Keep a close watch on those positive and negative signs. Messing up a sign can throw off your entire calculation. For example, a negative times a negative is a positive, and a negative times a positive is a negative. These rules are fundamental, and mastering them is crucial for accuracy. It's like knowing the difference between left and right; a small mistake can lead you in the wrong direction. Double-checking your signs is a simple yet effective way to prevent errors and maintain confidence in your answers.

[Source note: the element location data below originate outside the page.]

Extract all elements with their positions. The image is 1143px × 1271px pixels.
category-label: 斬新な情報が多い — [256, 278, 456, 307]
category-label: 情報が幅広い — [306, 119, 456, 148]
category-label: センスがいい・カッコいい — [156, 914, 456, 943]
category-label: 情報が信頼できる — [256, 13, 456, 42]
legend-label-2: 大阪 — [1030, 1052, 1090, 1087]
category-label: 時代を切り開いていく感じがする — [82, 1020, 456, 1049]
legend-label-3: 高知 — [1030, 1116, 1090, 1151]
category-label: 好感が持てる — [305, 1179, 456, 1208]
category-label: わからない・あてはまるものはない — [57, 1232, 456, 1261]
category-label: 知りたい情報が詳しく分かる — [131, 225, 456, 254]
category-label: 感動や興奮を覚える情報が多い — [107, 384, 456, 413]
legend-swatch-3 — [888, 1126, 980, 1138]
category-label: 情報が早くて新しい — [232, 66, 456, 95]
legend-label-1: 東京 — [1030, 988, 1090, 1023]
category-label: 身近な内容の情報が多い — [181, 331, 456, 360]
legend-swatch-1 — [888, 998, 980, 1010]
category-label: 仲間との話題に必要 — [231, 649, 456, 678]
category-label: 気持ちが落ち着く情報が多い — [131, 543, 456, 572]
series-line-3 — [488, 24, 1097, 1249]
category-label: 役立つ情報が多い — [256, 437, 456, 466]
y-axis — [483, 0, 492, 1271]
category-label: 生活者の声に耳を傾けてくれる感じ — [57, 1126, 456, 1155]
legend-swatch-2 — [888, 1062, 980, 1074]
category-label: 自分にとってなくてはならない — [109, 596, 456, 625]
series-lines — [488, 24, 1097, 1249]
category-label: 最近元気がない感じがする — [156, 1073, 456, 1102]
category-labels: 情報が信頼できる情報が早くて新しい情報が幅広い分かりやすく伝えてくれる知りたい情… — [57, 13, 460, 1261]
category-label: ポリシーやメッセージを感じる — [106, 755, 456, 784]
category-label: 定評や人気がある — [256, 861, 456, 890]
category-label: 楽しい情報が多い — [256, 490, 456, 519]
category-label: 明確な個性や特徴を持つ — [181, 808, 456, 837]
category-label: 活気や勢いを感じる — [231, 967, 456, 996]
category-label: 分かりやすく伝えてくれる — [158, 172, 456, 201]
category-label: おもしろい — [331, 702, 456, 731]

Incorrectly Combining Numbers

Make sure you're only combining numbers that are supposed to be combined at that step. For instance, don't add numbers before you've completed the multiplication or division. Sticking to the correct order of operations will guide you in combining numbers at the appropriate times. This ensures that each operation is performed in its proper sequence, leading to a correct and reliable result. It's like following a recipe; adding ingredients in the wrong order can ruin the final dish. So, pay close attention to the order and combine numbers only when it's their turn.

Not Double-Checking

Always, always, always double-check your work! It's super easy to make a small mistake, and a quick review can catch it before you declare victory. Double-checking is like proofreading your work before submitting it; it helps you catch any errors or omissions that you might have missed the first time around. It's a simple habit that can significantly improve your accuracy and boost your confidence. So, take a few extra moments to review your calculations and ensure everything is in order.

Practice Problems

Okay, hotshot, ready to put your newfound skills to the test? Here are a few practice problems to get your brain gears turning:

$(5+(-3)) \times 2 + 7$
$(-2+(-4)) \times (-3) + 5$
$(8+(-2)) \times (-1) + 10$

Work through these at your own pace, and remember to take it one step at a time. Math is like building a tower; each step needs to be solid before you move on to the next. And don't worry if you stumble a bit; that's all part of the learning process. Just keep practicing, and you'll get there! Remember, the goal is not just to get the right answer, but to understand the process behind it. So, grab a pencil and paper, and let's get started!

Conclusion

So, there you have it, guys! We've successfully navigated the world of mathematical expressions, tackled $(-7+(-7)) \times(-1)+9$ , and learned some crucial tips to avoid common mistakes. Remember, math isn't about being a genius; it's about understanding the rules and practicing consistently. With a little patience and perseverance, you can conquer any math problem that comes your way. Keep practicing, stay curious, and never be afraid to ask questions. You've got this!